I called the agent and explained that due to unforeseen circumstances I couldn’t bring back the key immediately. He would have to wait until the following day. I asked him if he’d told the owners about my offer. He knew I was lying about the key, and I could tell he was irritated; he answered rudely that he was very busy at this time of year and that he hadn’t had time to talk to the owners yet.
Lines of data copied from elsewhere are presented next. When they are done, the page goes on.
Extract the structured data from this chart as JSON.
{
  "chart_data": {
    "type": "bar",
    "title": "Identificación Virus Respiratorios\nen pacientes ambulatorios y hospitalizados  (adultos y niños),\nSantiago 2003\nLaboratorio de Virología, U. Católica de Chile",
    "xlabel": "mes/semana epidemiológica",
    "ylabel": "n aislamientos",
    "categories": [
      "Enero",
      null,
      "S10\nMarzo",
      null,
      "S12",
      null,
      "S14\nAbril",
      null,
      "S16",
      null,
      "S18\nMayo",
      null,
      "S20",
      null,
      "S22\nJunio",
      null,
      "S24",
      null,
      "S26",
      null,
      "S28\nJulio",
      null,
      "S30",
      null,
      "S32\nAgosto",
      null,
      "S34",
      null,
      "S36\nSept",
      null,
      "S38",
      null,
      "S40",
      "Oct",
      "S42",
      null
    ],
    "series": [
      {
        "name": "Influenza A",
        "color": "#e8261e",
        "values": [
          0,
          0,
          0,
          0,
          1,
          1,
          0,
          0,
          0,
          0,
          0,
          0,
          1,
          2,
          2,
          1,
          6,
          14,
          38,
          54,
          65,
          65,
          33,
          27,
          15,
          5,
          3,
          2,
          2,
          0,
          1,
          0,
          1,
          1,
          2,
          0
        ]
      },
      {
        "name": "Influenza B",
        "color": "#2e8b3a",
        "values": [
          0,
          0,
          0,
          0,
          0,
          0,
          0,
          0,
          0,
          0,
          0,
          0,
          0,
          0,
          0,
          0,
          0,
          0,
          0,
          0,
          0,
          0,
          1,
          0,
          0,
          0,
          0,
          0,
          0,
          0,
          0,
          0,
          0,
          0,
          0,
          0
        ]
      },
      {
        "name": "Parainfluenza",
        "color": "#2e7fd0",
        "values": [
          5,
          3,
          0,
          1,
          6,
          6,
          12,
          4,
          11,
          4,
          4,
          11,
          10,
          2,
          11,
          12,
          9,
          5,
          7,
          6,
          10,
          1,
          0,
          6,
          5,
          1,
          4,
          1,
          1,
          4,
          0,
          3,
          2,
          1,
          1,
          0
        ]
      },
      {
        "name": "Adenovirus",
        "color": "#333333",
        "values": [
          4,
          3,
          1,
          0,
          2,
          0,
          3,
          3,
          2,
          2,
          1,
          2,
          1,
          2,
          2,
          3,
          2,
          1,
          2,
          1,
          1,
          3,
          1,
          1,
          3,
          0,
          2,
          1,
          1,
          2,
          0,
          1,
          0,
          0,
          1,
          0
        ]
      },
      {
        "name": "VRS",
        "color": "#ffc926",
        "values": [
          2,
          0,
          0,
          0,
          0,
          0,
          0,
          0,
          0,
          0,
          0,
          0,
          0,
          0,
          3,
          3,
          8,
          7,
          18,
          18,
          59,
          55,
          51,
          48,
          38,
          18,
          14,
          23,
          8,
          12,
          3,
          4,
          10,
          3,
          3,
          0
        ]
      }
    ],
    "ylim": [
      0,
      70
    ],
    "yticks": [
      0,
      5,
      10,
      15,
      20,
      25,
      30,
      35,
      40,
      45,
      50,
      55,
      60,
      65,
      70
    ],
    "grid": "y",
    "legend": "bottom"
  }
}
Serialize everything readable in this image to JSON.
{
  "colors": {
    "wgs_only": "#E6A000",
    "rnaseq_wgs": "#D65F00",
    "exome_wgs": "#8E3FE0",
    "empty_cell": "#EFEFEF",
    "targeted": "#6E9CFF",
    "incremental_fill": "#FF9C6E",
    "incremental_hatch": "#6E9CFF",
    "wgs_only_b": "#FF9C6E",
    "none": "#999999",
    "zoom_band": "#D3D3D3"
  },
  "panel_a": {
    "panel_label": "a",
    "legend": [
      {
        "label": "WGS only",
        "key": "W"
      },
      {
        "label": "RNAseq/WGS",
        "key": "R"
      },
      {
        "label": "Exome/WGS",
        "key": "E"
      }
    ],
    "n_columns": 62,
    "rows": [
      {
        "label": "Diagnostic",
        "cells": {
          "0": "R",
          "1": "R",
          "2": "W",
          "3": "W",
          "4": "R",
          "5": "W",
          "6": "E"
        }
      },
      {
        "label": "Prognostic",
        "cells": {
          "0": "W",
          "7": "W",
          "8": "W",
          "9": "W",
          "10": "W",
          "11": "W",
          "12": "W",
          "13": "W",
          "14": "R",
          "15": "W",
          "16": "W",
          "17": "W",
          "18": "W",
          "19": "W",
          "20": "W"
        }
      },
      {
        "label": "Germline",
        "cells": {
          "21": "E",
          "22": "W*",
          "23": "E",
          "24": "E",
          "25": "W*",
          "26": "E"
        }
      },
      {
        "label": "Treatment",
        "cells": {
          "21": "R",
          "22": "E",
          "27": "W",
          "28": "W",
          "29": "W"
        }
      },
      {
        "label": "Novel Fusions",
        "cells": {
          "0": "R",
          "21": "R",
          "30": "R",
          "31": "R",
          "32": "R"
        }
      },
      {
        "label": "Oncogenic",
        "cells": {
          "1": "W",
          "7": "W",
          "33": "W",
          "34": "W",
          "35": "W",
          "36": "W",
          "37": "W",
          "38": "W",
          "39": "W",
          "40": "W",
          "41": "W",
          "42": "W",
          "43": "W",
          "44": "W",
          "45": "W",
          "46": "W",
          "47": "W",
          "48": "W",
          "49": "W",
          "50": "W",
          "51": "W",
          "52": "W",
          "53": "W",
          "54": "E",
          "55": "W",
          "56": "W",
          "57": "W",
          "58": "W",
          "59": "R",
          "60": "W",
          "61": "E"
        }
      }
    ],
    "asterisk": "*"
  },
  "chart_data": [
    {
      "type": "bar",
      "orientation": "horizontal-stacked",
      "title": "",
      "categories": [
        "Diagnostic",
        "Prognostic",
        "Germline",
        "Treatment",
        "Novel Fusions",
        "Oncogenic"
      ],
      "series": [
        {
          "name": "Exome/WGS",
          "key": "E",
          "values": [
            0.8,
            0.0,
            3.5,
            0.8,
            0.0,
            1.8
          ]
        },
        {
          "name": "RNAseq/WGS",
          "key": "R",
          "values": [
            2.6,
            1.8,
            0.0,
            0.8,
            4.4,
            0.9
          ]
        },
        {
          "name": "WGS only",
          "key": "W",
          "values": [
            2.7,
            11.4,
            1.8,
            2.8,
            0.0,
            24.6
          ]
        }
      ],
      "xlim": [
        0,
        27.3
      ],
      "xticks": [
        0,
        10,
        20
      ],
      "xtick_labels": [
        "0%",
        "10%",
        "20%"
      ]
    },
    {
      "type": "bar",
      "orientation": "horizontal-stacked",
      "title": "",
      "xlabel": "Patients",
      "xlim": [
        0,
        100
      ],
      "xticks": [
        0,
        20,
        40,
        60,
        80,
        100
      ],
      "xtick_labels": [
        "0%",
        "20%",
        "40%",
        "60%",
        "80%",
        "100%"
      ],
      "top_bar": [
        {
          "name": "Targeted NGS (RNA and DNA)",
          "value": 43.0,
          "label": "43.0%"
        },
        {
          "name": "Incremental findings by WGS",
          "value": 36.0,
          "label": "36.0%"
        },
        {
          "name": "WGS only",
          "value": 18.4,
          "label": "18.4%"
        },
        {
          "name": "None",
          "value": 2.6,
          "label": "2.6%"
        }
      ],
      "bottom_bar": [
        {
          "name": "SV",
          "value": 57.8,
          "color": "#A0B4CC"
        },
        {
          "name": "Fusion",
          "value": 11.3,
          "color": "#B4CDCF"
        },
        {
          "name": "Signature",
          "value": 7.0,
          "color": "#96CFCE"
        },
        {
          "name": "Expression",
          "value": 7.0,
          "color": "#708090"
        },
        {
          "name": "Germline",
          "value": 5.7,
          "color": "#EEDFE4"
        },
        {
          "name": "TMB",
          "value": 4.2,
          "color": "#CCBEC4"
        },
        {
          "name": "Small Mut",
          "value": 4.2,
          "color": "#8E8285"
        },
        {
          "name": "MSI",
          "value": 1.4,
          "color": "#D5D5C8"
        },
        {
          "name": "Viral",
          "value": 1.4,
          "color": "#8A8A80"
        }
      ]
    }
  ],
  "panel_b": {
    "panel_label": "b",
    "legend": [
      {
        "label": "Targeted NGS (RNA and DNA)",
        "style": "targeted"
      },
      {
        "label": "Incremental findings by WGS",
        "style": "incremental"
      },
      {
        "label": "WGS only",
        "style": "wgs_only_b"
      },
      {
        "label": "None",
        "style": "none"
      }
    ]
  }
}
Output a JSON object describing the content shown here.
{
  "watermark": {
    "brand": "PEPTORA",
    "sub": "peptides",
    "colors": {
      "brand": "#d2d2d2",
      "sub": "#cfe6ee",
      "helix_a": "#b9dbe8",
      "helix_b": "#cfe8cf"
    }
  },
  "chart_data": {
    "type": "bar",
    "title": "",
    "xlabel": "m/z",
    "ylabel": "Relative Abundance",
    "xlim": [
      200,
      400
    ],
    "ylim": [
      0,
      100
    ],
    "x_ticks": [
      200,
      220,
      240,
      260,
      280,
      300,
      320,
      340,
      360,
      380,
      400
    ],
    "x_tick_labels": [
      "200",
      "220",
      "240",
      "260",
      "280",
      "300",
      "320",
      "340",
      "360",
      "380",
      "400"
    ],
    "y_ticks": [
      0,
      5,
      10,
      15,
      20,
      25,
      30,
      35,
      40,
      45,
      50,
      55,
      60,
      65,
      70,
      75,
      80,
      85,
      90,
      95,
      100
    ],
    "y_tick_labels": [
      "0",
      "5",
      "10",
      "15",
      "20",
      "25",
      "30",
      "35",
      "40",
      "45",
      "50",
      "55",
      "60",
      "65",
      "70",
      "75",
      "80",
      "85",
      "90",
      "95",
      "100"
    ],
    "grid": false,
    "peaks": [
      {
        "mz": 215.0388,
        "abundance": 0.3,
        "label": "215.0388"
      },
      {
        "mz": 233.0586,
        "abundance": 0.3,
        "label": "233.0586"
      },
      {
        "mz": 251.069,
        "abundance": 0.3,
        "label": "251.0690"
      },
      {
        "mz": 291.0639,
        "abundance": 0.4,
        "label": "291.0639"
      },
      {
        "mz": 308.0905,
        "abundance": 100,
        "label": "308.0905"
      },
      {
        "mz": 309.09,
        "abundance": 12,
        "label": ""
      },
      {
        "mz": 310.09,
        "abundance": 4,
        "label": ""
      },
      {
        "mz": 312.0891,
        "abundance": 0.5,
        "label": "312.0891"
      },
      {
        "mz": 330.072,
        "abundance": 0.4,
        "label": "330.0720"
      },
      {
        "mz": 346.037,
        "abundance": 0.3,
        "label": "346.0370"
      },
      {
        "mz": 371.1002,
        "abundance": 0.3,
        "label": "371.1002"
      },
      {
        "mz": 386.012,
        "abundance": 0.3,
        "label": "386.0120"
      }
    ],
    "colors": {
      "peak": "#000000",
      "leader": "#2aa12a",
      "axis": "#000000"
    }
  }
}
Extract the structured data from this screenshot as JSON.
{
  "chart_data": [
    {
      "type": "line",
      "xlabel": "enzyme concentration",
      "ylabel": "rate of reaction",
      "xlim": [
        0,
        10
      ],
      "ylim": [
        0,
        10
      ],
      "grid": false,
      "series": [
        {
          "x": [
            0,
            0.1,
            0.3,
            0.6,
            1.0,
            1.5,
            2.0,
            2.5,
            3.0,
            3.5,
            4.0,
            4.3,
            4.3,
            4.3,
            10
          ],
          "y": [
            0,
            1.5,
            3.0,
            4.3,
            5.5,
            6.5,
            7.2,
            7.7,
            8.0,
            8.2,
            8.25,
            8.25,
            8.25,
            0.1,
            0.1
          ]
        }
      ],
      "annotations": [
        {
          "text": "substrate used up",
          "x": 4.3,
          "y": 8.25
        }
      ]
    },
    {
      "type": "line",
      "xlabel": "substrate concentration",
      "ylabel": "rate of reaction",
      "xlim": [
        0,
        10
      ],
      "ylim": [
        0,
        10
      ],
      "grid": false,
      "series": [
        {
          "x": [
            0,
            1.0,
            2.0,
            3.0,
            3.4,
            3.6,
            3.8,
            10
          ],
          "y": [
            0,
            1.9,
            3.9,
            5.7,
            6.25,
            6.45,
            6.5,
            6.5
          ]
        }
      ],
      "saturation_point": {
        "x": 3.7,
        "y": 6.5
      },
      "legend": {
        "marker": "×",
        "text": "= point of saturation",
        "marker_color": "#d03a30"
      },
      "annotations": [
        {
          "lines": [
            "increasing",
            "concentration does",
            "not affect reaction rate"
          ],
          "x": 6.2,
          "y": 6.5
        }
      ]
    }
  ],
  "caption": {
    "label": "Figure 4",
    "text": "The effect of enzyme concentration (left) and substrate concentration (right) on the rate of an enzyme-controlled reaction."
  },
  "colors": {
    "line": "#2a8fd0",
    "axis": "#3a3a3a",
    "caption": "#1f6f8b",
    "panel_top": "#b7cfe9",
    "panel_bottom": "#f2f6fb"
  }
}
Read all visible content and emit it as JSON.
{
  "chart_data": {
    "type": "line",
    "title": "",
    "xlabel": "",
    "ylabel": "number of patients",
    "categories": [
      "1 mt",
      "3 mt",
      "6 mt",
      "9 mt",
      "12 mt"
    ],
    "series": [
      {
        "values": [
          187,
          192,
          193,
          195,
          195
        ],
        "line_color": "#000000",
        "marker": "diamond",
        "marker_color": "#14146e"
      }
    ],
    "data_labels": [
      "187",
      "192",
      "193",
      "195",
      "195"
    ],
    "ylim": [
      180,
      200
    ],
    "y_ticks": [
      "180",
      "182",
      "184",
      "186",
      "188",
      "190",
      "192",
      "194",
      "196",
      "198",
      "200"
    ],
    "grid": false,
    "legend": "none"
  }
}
I was determined to go back to the house that same evening, light a fire in the fireplace, maybe, even though it was the middle of summer, and sit on the floor and drink a bottle of red wine. While waiting for dark, I visited the château in Bourdeilles where I’d been with John and Mary. After that, I had dinner on my own in a luxurious restaurant near the river, in Brantôme, where they used to celebrate good news and successes. I ordered a whisky before the meal, like in the old days. I ate while looking at all the tables where we’d sat in the past.